Le père de la physique nucléaire
Dans l'intervalle, Rutherford, qui se considère avant tout comme un physicien, est retourné en Angleterre, en 1907, pour remplacer sir Arthur Schuster (1851-1934) à la chaire de physique de l'université de Manchester. Ses recherches vont porter désormais sur la structure de l'atome. Dès 1908, avec Hans Geiger, il détermine la charge des particules alpha et parvient ainsi à prouver, avec Thomas Royds (1884-1955), que les particules alpha sont des atomes d'hélium doublement chargés. Puis, en 1911, il établit l'existence du noyau atomique et propose un modèle d'atome constitué d'un noyau central entouré, à grande distance, d'électrons satellites. Ce modèle s'appuie sur les résultats d'expériences consistant à bombarder de minces feuilles de métal ou de mica par des particules alpha. La plupart des particules ne sont pas déviées, ce qui montre que l'atome est essentiellement formé de vide ; mais la déviation de quelques-unes prouve l'existence d'un noyau central, contenant l'essentiel de la masse et toute la charge positive, dont Rutherford parvient à évaluer l'ordre de grandeur des dimensions.

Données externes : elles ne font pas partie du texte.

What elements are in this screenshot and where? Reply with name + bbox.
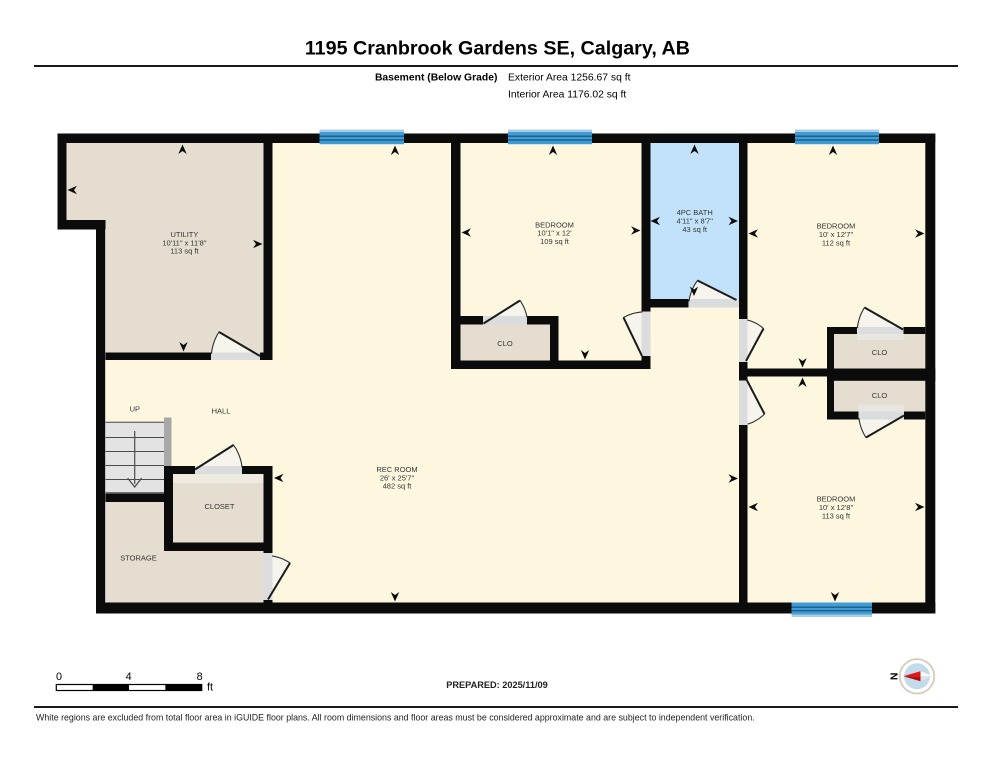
svg-text:UP: UP	[130, 404, 140, 413]
svg-text:43 sq ft: 43 sq ft	[682, 225, 708, 234]
svg-text:White regions are excluded fro: White regions are excluded from total fl…	[36, 713, 755, 723]
svg-text:8: 8	[197, 671, 203, 683]
svg-text:N: N	[889, 673, 901, 681]
svg-text:482 sq ft: 482 sq ft	[383, 482, 413, 491]
svg-text:STORAGE: STORAGE	[120, 554, 157, 563]
svg-text:CLO: CLO	[497, 339, 513, 348]
svg-text:0: 0	[56, 671, 62, 683]
svg-text:113 sq ft: 113 sq ft	[822, 511, 851, 520]
svg-text:112 sq ft: 112 sq ft	[822, 238, 851, 247]
svg-text:CLO: CLO	[872, 348, 888, 357]
svg-text:Exterior Area 1256.67 sq ft: Exterior Area 1256.67 sq ft	[508, 73, 631, 84]
svg-text:CLOSET: CLOSET	[204, 502, 234, 511]
svg-text:4: 4	[126, 671, 132, 683]
svg-text:Interior Area 1176.02 sq ft: Interior Area 1176.02 sq ft	[508, 90, 626, 101]
svg-text:Basement (Below Grade): Basement (Below Grade)	[375, 73, 497, 84]
svg-text:113 sq ft: 113 sq ft	[170, 247, 199, 256]
svg-text:CLO: CLO	[872, 391, 888, 400]
svg-text:1195 Cranbrook Gardens SE, Cal: 1195 Cranbrook Gardens SE, Calgary, AB	[305, 37, 690, 59]
svg-text:ft: ft	[207, 682, 213, 694]
svg-text:109 sq ft: 109 sq ft	[540, 237, 570, 246]
svg-text:PREPARED: 2025/11/09: PREPARED: 2025/11/09	[446, 680, 547, 690]
svg-text:HALL: HALL	[212, 406, 231, 415]
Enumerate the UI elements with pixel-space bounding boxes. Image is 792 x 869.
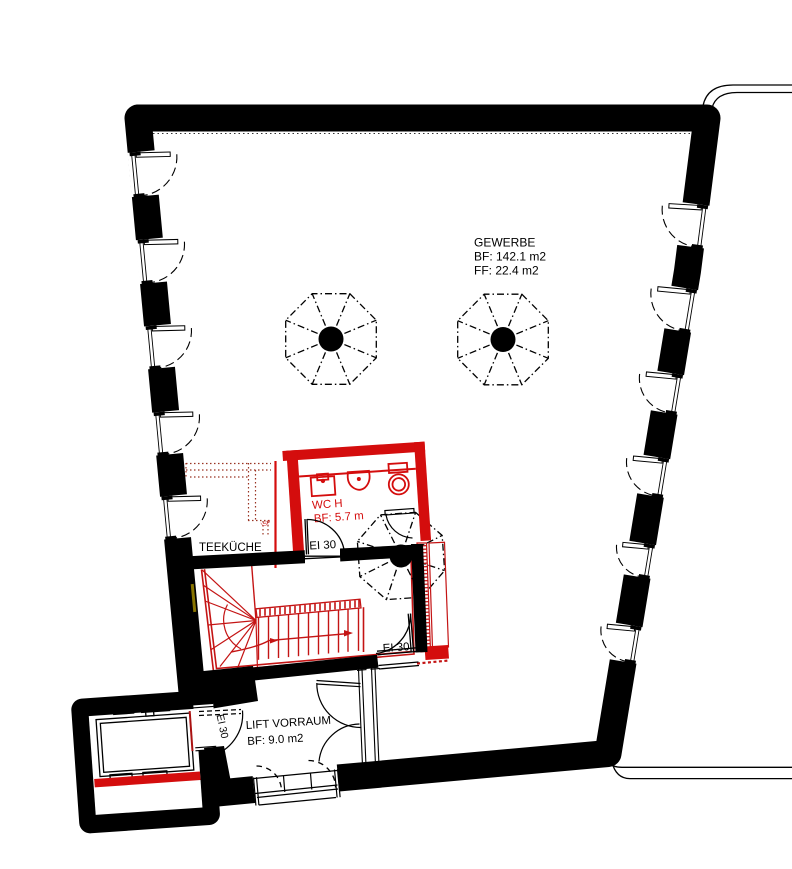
svg-text:FF: 22.4 m2: FF: 22.4 m2 bbox=[474, 264, 539, 278]
svg-text:WC H: WC H bbox=[312, 498, 343, 512]
svg-text:TEEKÜCHE: TEEKÜCHE bbox=[199, 542, 262, 554]
svg-text:BF: 142.1 m2: BF: 142.1 m2 bbox=[474, 250, 546, 264]
svg-text:GEWERBE: GEWERBE bbox=[474, 236, 535, 250]
svg-text:EI 30: EI 30 bbox=[382, 641, 410, 655]
svg-text:EI 30: EI 30 bbox=[309, 539, 336, 552]
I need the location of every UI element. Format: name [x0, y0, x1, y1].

Pendant la Première Guerre mondiale, Rutherford doit orienter ses recherches vers des applications militaires et travaille à la mise au point de méthodes de détection acoustique des sous-marins.
Après la guerre, il succède, en 1919, à J. J. Thomson comme directeur du laboratoire Cavendish, dont il étend la renommée. Il y réalise bientôt la première transmutation artificielle, celle de l'azote en oxygène, en bombardant des noyaux d'azote par des particules alpha libérées par du radium. Puis, de 1921 à 1924, il observe avec James Chadwick le même type de transformation pour tous les éléments, depuis le bore jusqu'au potassium. Avec Francis William Aston, il calcule la masse du neutron, dont il soupçonne l'existence bien avant sa découverte.
Comblé d'honneurs, Rutherford est élu, de 1926 à 1930, président de la Royal Society et est anobli en 1931, avec le titre de lord Rutherford of Nelson. Resté toujours fidèle à son pays natal, il y revient à plusieurs reprises et y est reçu en héros en 1925. En 1937, alors qu'il est encore en pleine activité, il décède brutalement, âgé de 66 ans seulement, des suites de l'opération d'une hernie. Il est inhumé dans l'abbaye de Westminster, aux côtés de trois de ses illustres prédécesseurs, Newton, Faraday et lord Kelvin.